На тенистой Полицейской улице, на самом краю поросшего репейником Глебучева оврага стоял родной, украшенный портиком с колоннами деревянный дом. Павел давно его оставил, бывал редко, только наездами, и вдруг решил вернуться в край, где протекли детство и юность. Тут в мастерской отца Варфоломея Федоровича, иконописных дел мастера, впервые соприкоснулся он с живописью, вдохнул запах масла и деревянных досок, получил первые навыки, научился растирать краски и грунтовать холсты. Мать бережно хранила и его старый мольберт, и юношеские эскизы, и карандашные рисунки. На полке по-прежнему стояла фотография Кузьмы Петрова-Водкина.
Вспомнилось, как совсем желторотыми мальчишками подрядились с друзьями Кузьмой и Петей Уткиным расписывать в Саратове храм Казанской иконы Божией Матери.
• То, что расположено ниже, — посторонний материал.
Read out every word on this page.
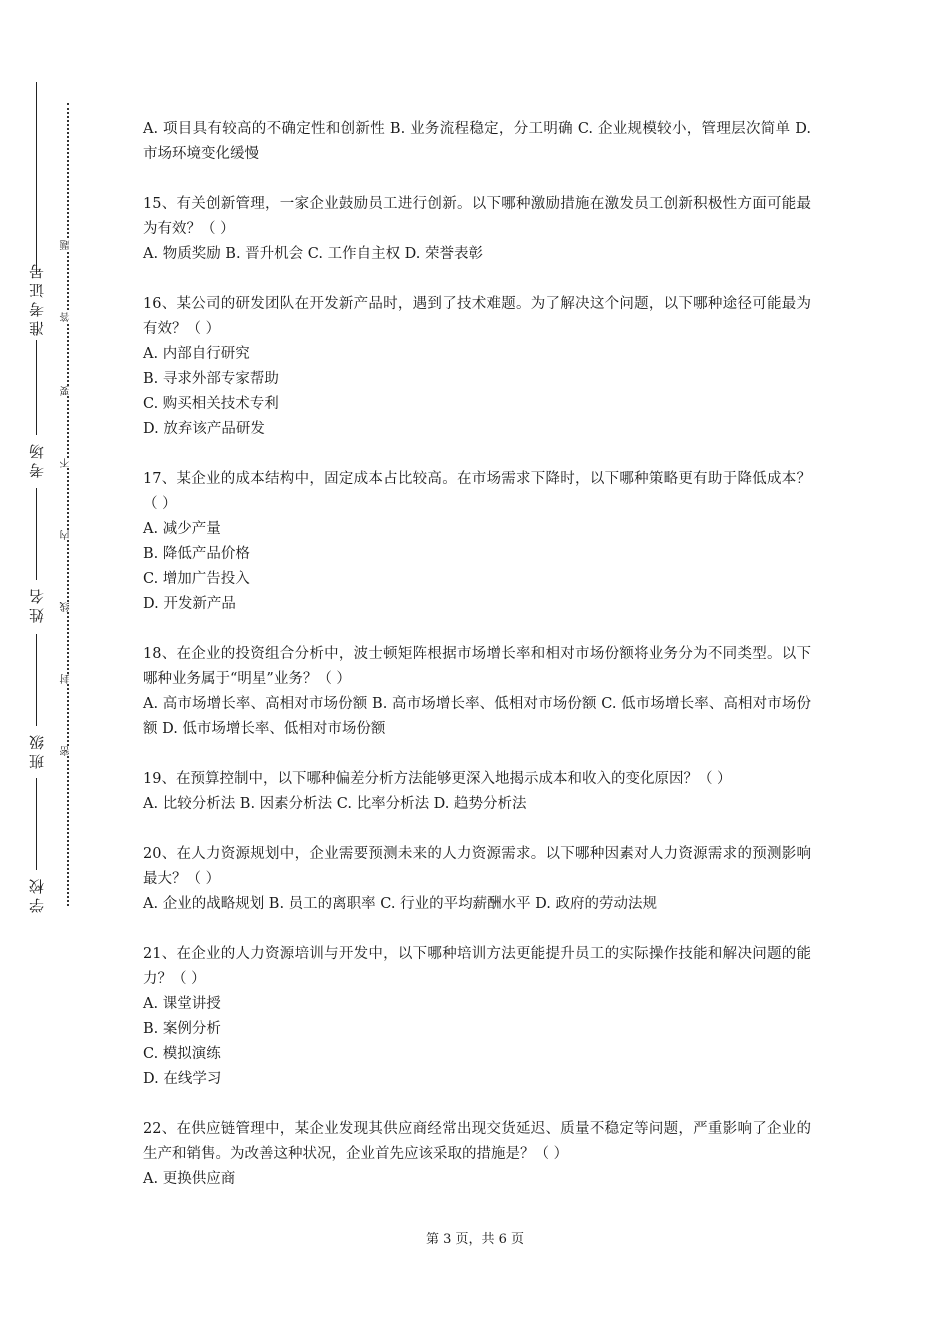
准考证号
考场
姓名
班级
学校
题
答
要
不
内
线
封
密

A. 项目具有较高的不确定性和创新性 B. 业务流程稳定，分工明确 C. 企业规模较小，管理层次简单 D. 市场环境变化缓慢

15、有关创新管理，一家企业鼓励员工进行创新。以下哪种激励措施在激发员工创新积极性方面可能最为有效？（ ）

A. 物质奖励 B. 晋升机会 C. 工作自主权 D. 荣誉表彰

16、某公司的研发团队在开发新产品时，遇到了技术难题。为了解决这个问题，以下哪种途径可能最为有效？（ ）

A. 内部自行研究

B. 寻求外部专家帮助

C. 购买相关技术专利

D. 放弃该产品研发

17、某企业的成本结构中，固定成本占比较高。在市场需求下降时，以下哪种策略更有助于降低成本？（ ）

A. 减少产量

B. 降低产品价格

C. 增加广告投入

D. 开发新产品

18、在企业的投资组合分析中，波士顿矩阵根据市场增长率和相对市场份额将业务分为不同类型。以下哪种业务属于“明星”业务？（ ）

A. 高市场增长率、高相对市场份额 B. 高市场增长率、低相对市场份额 C. 低市场增长率、高相对市场份额 D. 低市场增长率、低相对市场份额

19、在预算控制中，以下哪种偏差分析方法能够更深入地揭示成本和收入的变化原因？（ ）

A. 比较分析法 B. 因素分析法 C. 比率分析法 D. 趋势分析法

20、在人力资源规划中，企业需要预测未来的人力资源需求。以下哪种因素对人力资源需求的预测影响最大？（ ）

A. 企业的战略规划 B. 员工的离职率 C. 行业的平均薪酬水平 D. 政府的劳动法规

21、在企业的人力资源培训与开发中，以下哪种培训方法更能提升员工的实际操作技能和解决问题的能力？（ ）

A. 课堂讲授

B. 案例分析

C. 模拟演练

D. 在线学习

22、在供应链管理中，某企业发现其供应商经常出现交货延迟、质量不稳定等问题，严重影响了企业的生产和销售。为改善这种状况，企业首先应该采取的措施是？（ ）

A. 更换供应商

第 3 页，共 6 页
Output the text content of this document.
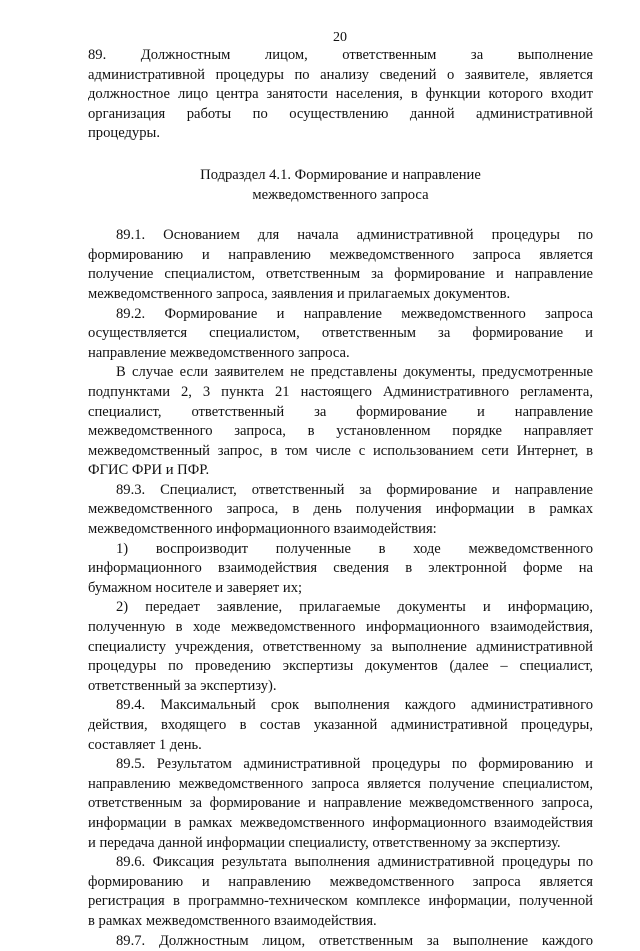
20
89. Должностным лицом, ответственным за выполнение
административной процедуры по анализу сведений о заявителе, является
должностное лицо центра занятости населения, в функции которого входит
организация работы по осуществлению данной административной
процедуры.
Подраздел 4.1. Формирование и направление
межведомственного запроса
89.1. Основанием для начала административной процедуры по
формированию и направлению межведомственного запроса является
получение специалистом, ответственным за формирование и направление
межведомственного запроса, заявления и прилагаемых документов.
89.2. Формирование и направление межведомственного запроса
осуществляется специалистом, ответственным за формирование и
направление межведомственного запроса.
В случае если заявителем не представлены документы, предусмотренные
подпунктами 2, 3 пункта 21 настоящего Административного регламента,
специалист, ответственный за формирование и направление
межведомственного запроса, в установленном порядке направляет
межведомственный запрос, в том числе с использованием сети Интернет, в
ФГИС ФРИ и ПФР.
89.3. Специалист, ответственный за формирование и направление
межведомственного запроса, в день получения информации в рамках
межведомственного информационного взаимодействия:
1) воспроизводит полученные в ходе межведомственного
информационного взаимодействия сведения в электронной форме на
бумажном носителе и заверяет их;
2) передает заявление, прилагаемые документы и информацию,
полученную в ходе межведомственного информационного взаимодействия,
специалисту учреждения, ответственному за выполнение административной
процедуры по проведению экспертизы документов (далее – специалист,
ответственный за экспертизу).
89.4. Максимальный срок выполнения каждого административного
действия, входящего в состав указанной административной процедуры,
составляет 1 день.
89.5. Результатом административной процедуры по формированию и
направлению межведомственного запроса является получение специалистом,
ответственным за формирование и направление межведомственного запроса,
информации в рамках межведомственного информационного взаимодействия
и передача данной информации специалисту, ответственному за экспертизу.
89.6. Фиксация результата выполнения административной процедуры по
формированию и направлению межведомственного запроса является
регистрация в программно-техническом комплексе информации, полученной
в рамках межведомственного взаимодействия.
89.7. Должностным лицом, ответственным за выполнение каждого
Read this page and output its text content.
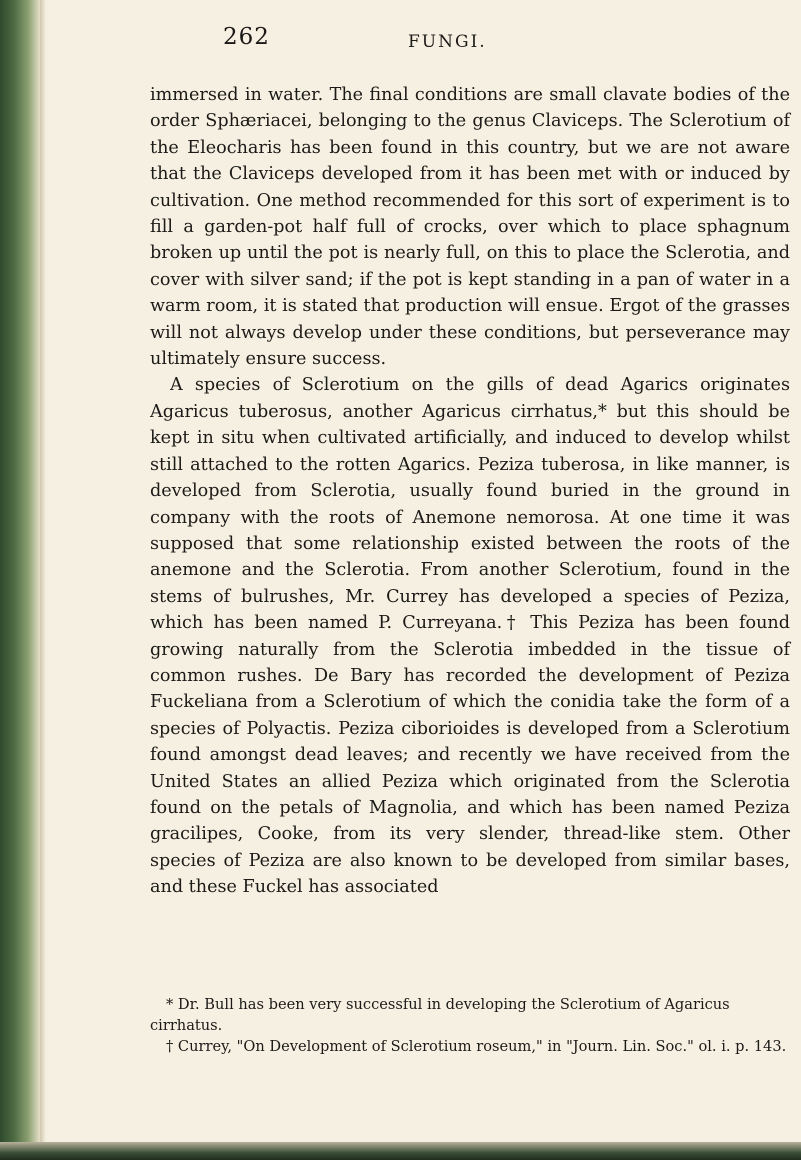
262	FUNGI.

immersed in water. The final conditions are small clavate bodies of the order Sphæriacei, belonging to the genus Claviceps. The Sclerotium of the Eleocharis has been found in this country, but we are not aware that the Claviceps developed from it has been met with or induced by cultivation. One method recommended for this sort of experiment is to fill a garden-pot half full of crocks, over which to place sphagnum broken up until the pot is nearly full, on this to place the Sclerotia, and cover with silver sand; if the pot is kept standing in a pan of water in a warm room, it is stated that production will ensue. Ergot of the grasses will not always develop under these conditions, but perseverance may ultimately ensure success.

A species of Sclerotium on the gills of dead Agarics originates Agaricus tuberosus, another Agaricus cirrhatus,* but this should be kept in situ when cultivated artificially, and induced to develop whilst still attached to the rotten Agarics. Peziza tuberosa, in like manner, is developed from Sclerotia, usually found buried in the ground in company with the roots of Anemone nemorosa. At one time it was supposed that some relationship existed between the roots of the anemone and the Sclerotia. From another Sclerotium, found in the stems of bulrushes, Mr. Currey has developed a species of Peziza, which has been named P. Curreyana.† This Peziza has been found growing naturally from the Sclerotia imbedded in the tissue of common rushes. De Bary has recorded the development of Peziza Fuckeliana from a Sclerotium of which the conidia take the form of a species of Polyactis. Peziza ciborioides is developed from a Sclerotium found amongst dead leaves; and recently we have received from the United States an allied Peziza which originated from the Sclerotia found on the petals of Magnolia, and which has been named Peziza gracilipes, Cooke, from its very slender, thread-like stem. Other species of Peziza are also known to be developed from similar bases, and these Fuckel has associated

* Dr. Bull has been very successful in developing the Sclerotium of Agaricus cirrhatus.

† Currey, "On Development of Sclerotium roseum," in "Journ. Lin. Soc." ol. i. p. 143.
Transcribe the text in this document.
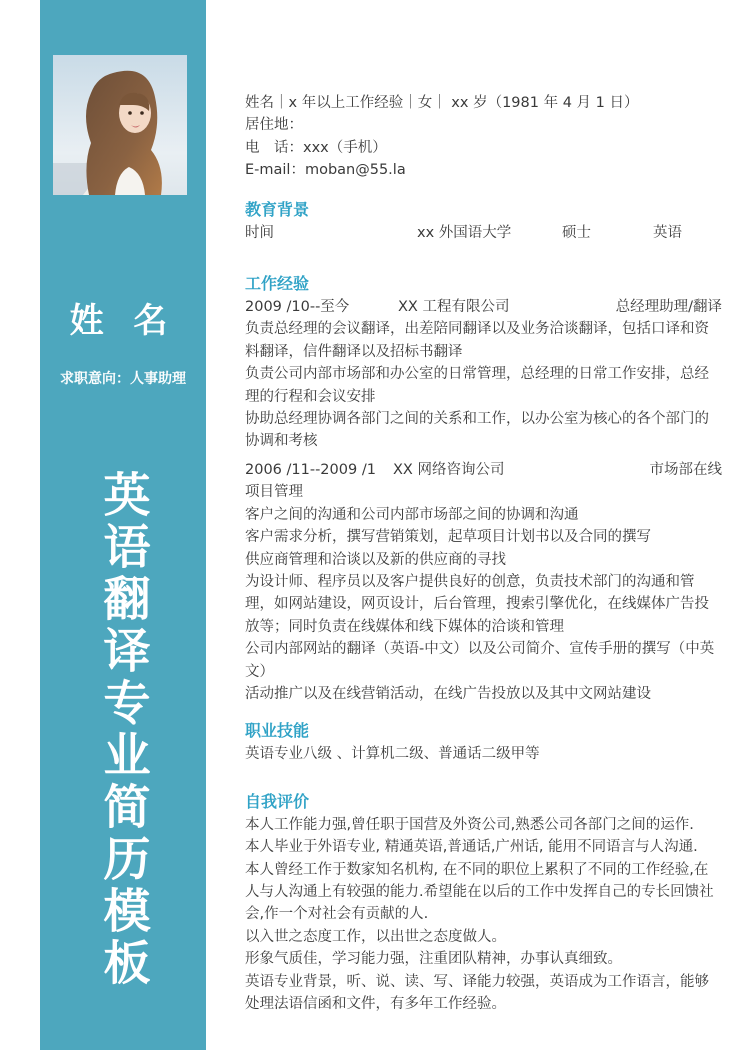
姓 名
求职意向：人事助理
英语翻译专业简历模板
姓名｜x 年以上工作经验｜女｜ xx 岁（1981 年 4 月 1 日）
居住地：
电　话：xxx（手机）
E-mail：moban@55.la
教育背景
时间	xx 外国语大学	硕士	英语
工作经验
2009 /10--至今	XX 工程有限公司	总经理助理/翻译
负责总经理的会议翻译，出差陪同翻译以及业务洽谈翻译，包括口译和资料翻译，信件翻译以及招标书翻译
负责公司内部市场部和办公室的日常管理，总经理的日常工作安排，总经理的行程和会议安排
协助总经理协调各部门之间的关系和工作，以办公室为核心的各个部门的协调和考核
2006 /11--2009 /1	XX 网络咨询公司	市场部在线
项目管理
客户之间的沟通和公司内部市场部之间的协调和沟通
客户需求分析，撰写营销策划，起草项目计划书以及合同的撰写
供应商管理和洽谈以及新的供应商的寻找
为设计师、程序员以及客户提供良好的创意，负责技术部门的沟通和管理，如网站建设，网页设计，后台管理，搜索引擎优化，在线媒体广告投放等；同时负责在线媒体和线下媒体的洽谈和管理
公司内部网站的翻译（英语-中文）以及公司简介、宣传手册的撰写（中英文）
活动推广以及在线营销活动，在线广告投放以及其中文网站建设
职业技能
英语专业八级 、计算机二级、普通话二级甲等
自我评价

本人工作能力强,曾任职于国营及外资公司,熟悉公司各部门之间的运作.

本人毕业于外语专业, 精通英语,普通话,广州话, 能用不同语言与人沟通.

本人曾经工作于数家知名机构, 在不同的职位上累积了不同的工作经验,在人与人沟通上有较强的能力.希望能在以后的工作中发挥自己的专长回馈社会,作一个对社会有贡献的人.

以入世之态度工作，以出世之态度做人。

形象气质佳，学习能力强，注重团队精神，办事认真细致。

英语专业背景，听、说、读、写、译能力较强，英语成为工作语言，能够处理法语信函和文件，有多年工作经验。
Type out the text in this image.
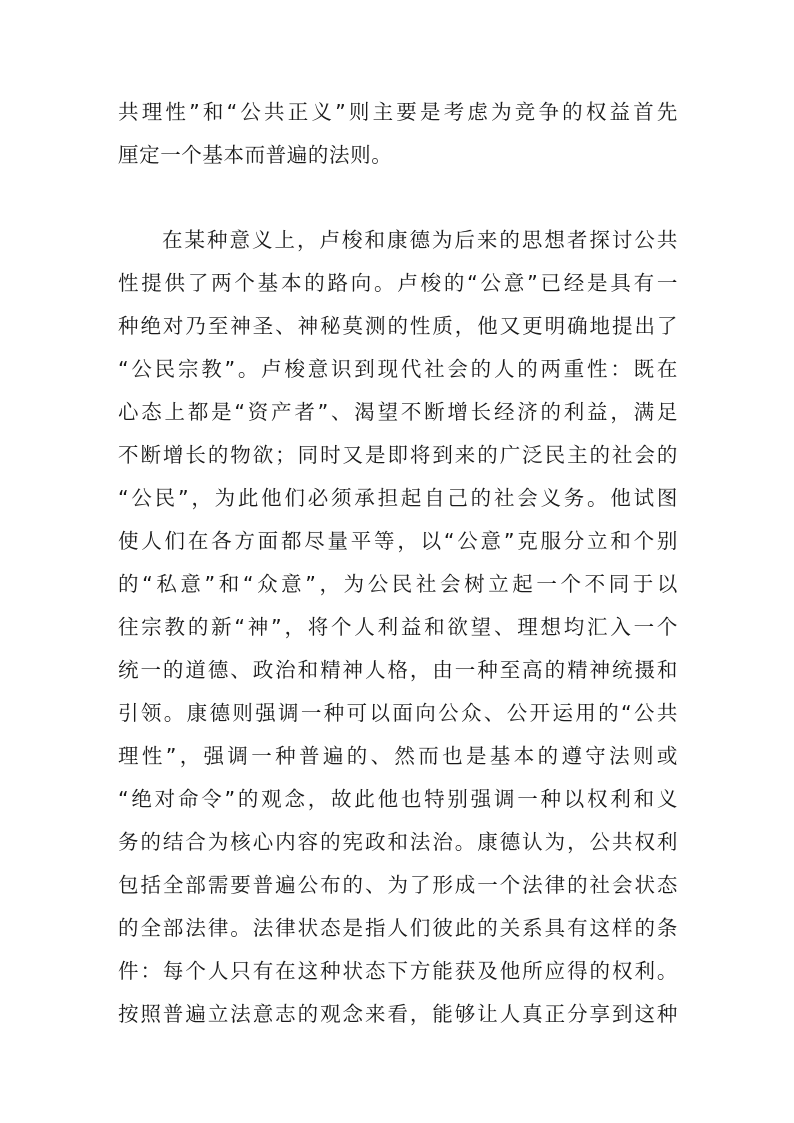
共理性”和“公共正义”则主要是考虑为竞争的权益首先
厘定一个基本而普遍的法则。
在某种意义上，卢梭和康德为后来的思想者探讨公共
性提供了两个基本的路向。卢梭的“公意”已经是具有一
种绝对乃至神圣、神秘莫测的性质，他又更明确地提出了
“公民宗教”。卢梭意识到现代社会的人的两重性：既在
心态上都是“资产者”、渴望不断增长经济的利益，满足
不断增长的物欲；同时又是即将到来的广泛民主的社会的
“公民”，为此他们必须承担起自己的社会义务。他试图
使人们在各方面都尽量平等，以“公意”克服分立和个别
的“私意”和“众意”，为公民社会树立起一个不同于以
往宗教的新“神”，将个人利益和欲望、理想均汇入一个
统一的道德、政治和精神人格，由一种至高的精神统摄和
引领。康德则强调一种可以面向公众、公开运用的“公共
理性”，强调一种普遍的、然而也是基本的遵守法则或
“绝对命令”的观念，故此他也特别强调一种以权利和义
务的结合为核心内容的宪政和法治。康德认为，公共权利
包括全部需要普遍公布的、为了形成一个法律的社会状态
的全部法律。法律状态是指人们彼此的关系具有这样的条
件：每个人只有在这种状态下方能获及他所应得的权利。
按照普遍立法意志的观念来看，能够让人真正分享到这种
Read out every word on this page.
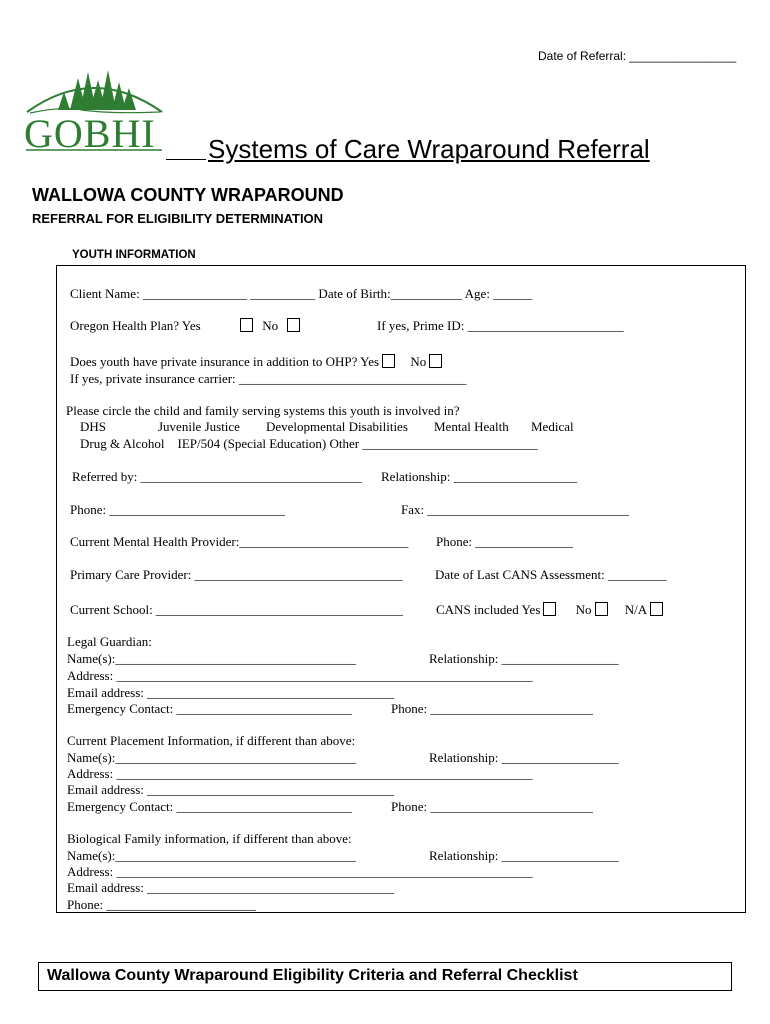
Date of Referral: ________________
GOBHI Systems of Care Wraparound Referral
WALLOWA COUNTY WRAPAROUND
REFERRAL FOR ELIGIBILITY DETERMINATION
YOUTH INFORMATION
Client Name: ________________ __________ Date of Birth:___________ Age: ______
Oregon Health Plan? Yes	No	If yes, Prime ID: ________________________
Does youth have private insurance in addition to OHP? Yes No
If yes, private insurance carrier: ___________________________________
Please circle the child and family serving systems this youth is involved in?
DHS	Juvenile Justice Developmental Disabilities Mental Health Medical
Drug & Alcohol    IEP/504 (Special Education) Other ___________________________
Referred by: __________________________________ Relationship: ___________________
Phone: ___________________________	Fax: _______________________________
Current Mental Health Provider:__________________________ Phone: _______________
Primary Care Provider: ________________________________ Date of Last CANS Assessment: _________
Current School: ______________________________________	CANS included Yes	No	N/A
Legal Guardian:
Name(s):_____________________________________	Relationship: __________________
Address: ________________________________________________________________
Email address: ______________________________________
Emergency Contact: ___________________________	Phone: _________________________
Current Placement Information, if different than above:
Name(s):_____________________________________	Relationship: __________________
Address: ________________________________________________________________
Email address: ______________________________________
Emergency Contact: ___________________________	Phone: _________________________
Biological Family information, if different than above:
Name(s):_____________________________________	Relationship: __________________
Address: ________________________________________________________________
Email address: ______________________________________
Phone: _______________________
Wallowa County Wraparound Eligibility Criteria and Referral Checklist
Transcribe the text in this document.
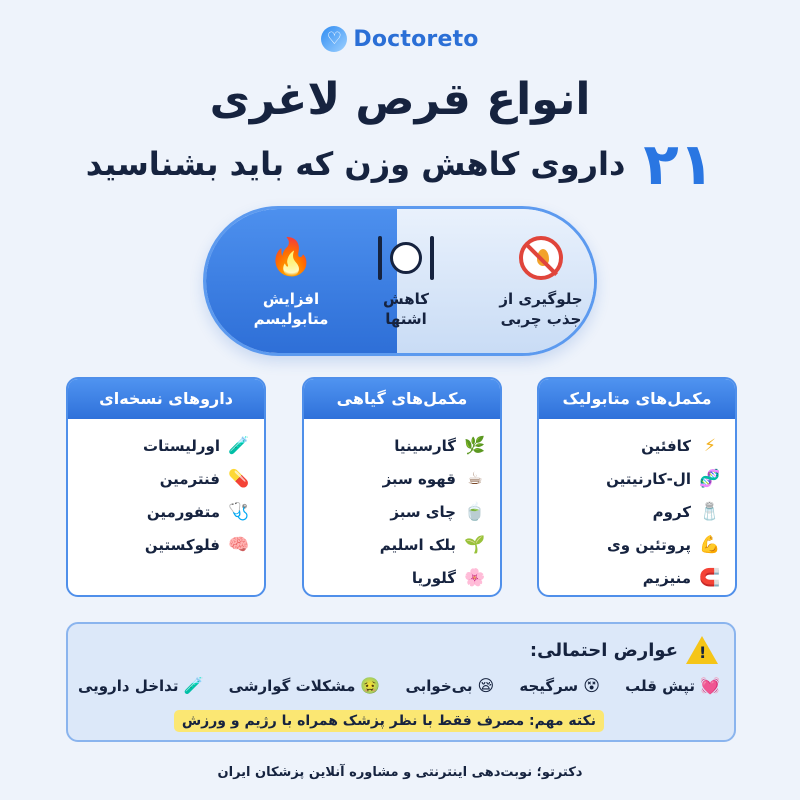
♡ Doctoreto
انواع قرص لاغری
۲۱
داروی کاهش وزن که باید بشناسید
جلوگیری از
جذب چربی
کاهش
اشتها
🔥
افزایش
متابولیسم
مکمل‌های متابولیک
⚡
کافئین
🧬
ال-کارنیتین
🧂
کروم
💪
پروتئین وی
🧲
منیزیم
مکمل‌های گیاهی
🌿
گارسینیا
☕
قهوه سبز
🍵
چای سبز
🌱
بلک اسلیم
🌸
گلوریا
داروهای نسخه‌ای
🧪
اورلیستات
💊
فنترمین
🩺
متفورمین
🧠
فلوکستین
!
عوارض احتمالی:
💓
تپش قلب
😵
سرگیجه
😪
بی‌خوابی
🤢
مشکلات گوارشی
🧪
تداخل دارویی
نکته مهم: مصرف فقط با نظر پزشک همراه با رژیم و ورزش
دکترتو؛ نوبت‌دهی اینترنتی و مشاوره آنلاین پزشکان ایران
Это был один из первых их заказов, и они очень старались.
— Откуда, Пашка, ты такие цвета подбираешь? — удивлялся Кузьма. — Палитра у всех вроде одинаковая, краски те же, но у нас они обычные, а у тебя под рукой блестят и звенят...
Павел, полностью поглощенный работой, не отвечал. Он то бросался к стене прыжком, то осторожно крался, боясь расплескать мелькнувший образ.